The founding Editorial Board (November 1972) comprised Carus, senior editor Clifton Fadiman (a The New Yorker book critic and a Book-of-the-Month Club judge), art director Trina Schart Hyman, prominent authors Lloyd Alexander, Isaac Bashevis Singer and Eleanor Cameron, Horn Book Magazine editor Paul Heins, Kaye Webb (founder of Puffin Books and the doyenne of British publishers for children), Virginia Haviland (of the Library of Congress), and Sheila Egoff (Canada's then leading authority in children's literature).

The inaugural issue went on sale January 1973 with a launch party in New York City. One guest later told Carus, "If a bomb had gone off during your party, the entire children's book world would've been wiped out."

==Cricket Media children's magazines==
Cricket inspired a line of literary magazines for children of different ages: Babybug, Ladybug, Spider for newly independent readers, Cricket, and Cicada for young adults.

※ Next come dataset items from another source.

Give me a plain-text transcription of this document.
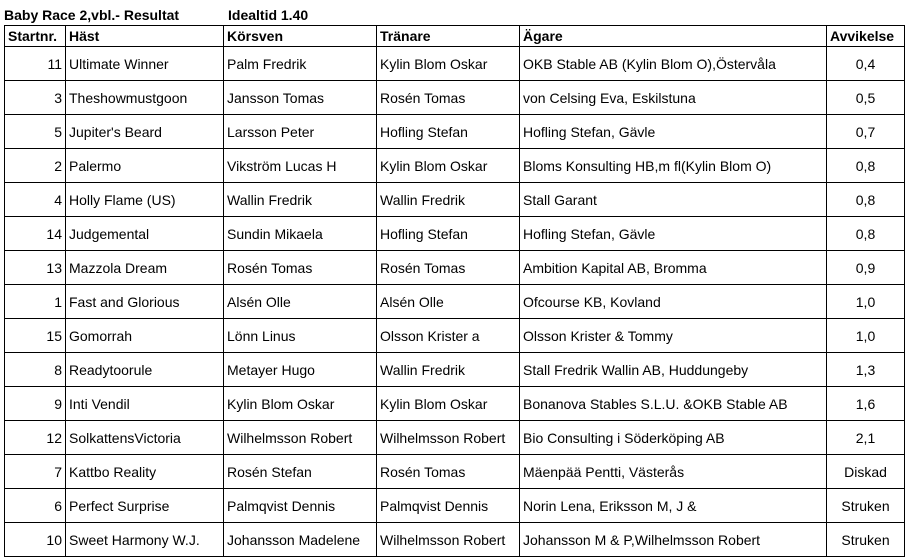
Baby Race 2,vbl.- Resultat	Idealtid 1.40
Startnr.	Häst	Körsven	Tränare	Ägare	Avvikelse
11	Ultimate Winner	Palm Fredrik	Kylin Blom Oskar	OKB Stable AB (Kylin Blom O),Östervåla	0,4
3	Theshowmustgoon	Jansson Tomas	Rosén Tomas	von Celsing Eva, Eskilstuna	0,5
5	Jupiter's Beard	Larsson Peter	Hofling Stefan	Hofling Stefan, Gävle	0,7
2	Palermo	Vikström Lucas H	Kylin Blom Oskar	Bloms Konsulting HB,m fl(Kylin Blom O)	0,8
4	Holly Flame (US)	Wallin Fredrik	Wallin Fredrik	Stall Garant	0,8
14	Judgemental	Sundin Mikaela	Hofling Stefan	Hofling Stefan, Gävle	0,8
13	Mazzola Dream	Rosén Tomas	Rosén Tomas	Ambition Kapital AB, Bromma	0,9
1	Fast and Glorious	Alsén Olle	Alsén Olle	Ofcourse KB, Kovland	1,0
15	Gomorrah	Lönn Linus	Olsson Krister a	Olsson Krister & Tommy	1,0
8	Readytoorule	Metayer Hugo	Wallin Fredrik	Stall Fredrik Wallin AB, Huddungeby	1,3
9	Inti Vendil	Kylin Blom Oskar	Kylin Blom Oskar	Bonanova Stables S.L.U. &OKB Stable AB	1,6
12	SolkattensVictoria	Wilhelmsson Robert	Wilhelmsson Robert	Bio Consulting i Söderköping AB	2,1
7	Kattbo Reality	Rosén Stefan	Rosén Tomas	Mäenpää Pentti, Västerås	Diskad
6	Perfect Surprise	Palmqvist Dennis	Palmqvist Dennis	Norin Lena, Eriksson M, J &	Struken
10	Sweet Harmony W.J.	Johansson Madelene	Wilhelmsson Robert	Johansson M & P,Wilhelmsson Robert	Struken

In turn, Cricket Media now publishes 15 children's magazines, including the five "insects". Most of them are issued nine times annually.

Ages 14+
- Cicada: literary magazine (out of print, last issue: August 2018)
Ages 9–14
- Cobblestone (from 1980): American history
- Cricket (from 1973): literary magazine
- Dig: "archaeology—without all the dirt!" (out of print)
- Faces: people around the world: how they live
- Muse: STEAM (science, technology, engineering, arts, and math)
- Odyssey: Adventures In Science. 2000 Parent's Choice Silver Award.
Ages 6–9
- Ask: science, history, inventors, artists; "the most curious people"
- Spider: literary magazine
Ages 3–6
- Click: science, art, nature; one topic each issue
- Ladybug: literary magazine
Babies–3 years
- Babybug: "board-book style magazine"

Recently, these separate magazines for each section have been combined, with a new expanded Cricket magazine that incorporates titles such as Cobblestone, Faces, and Muse, Spider blending with Ask, and Ladybug with Click.

==Chatterbox==
The Cricket Chatterbox was a forum on cricketmagkids.com/chatterbox where children around the Cricket age range (9-14, although there was no minimum or limit) gathered to talk about different issues. Founded in 2008, the Chatterbox (or the CB) began as a forum about the magazine, but grew to discuss many other topics, extending from writing inspiration to world issues and much more. Children who posted on Chatterbox (known as Chatterboxers or CBers) could start threads or post comments. Each of their posts were reviewed by a panel of three site administrators that made sure that the content was appropriate for the Cricket age range and that no personal information was shared.

After 18 years, Chatterbox closed on Monday, June 1, 2026, at 5pm Central Time. Many CBers have expressed how they would miss the forum, but would certainly keep in touch through the Letterbox and other means, such as a monthly substack.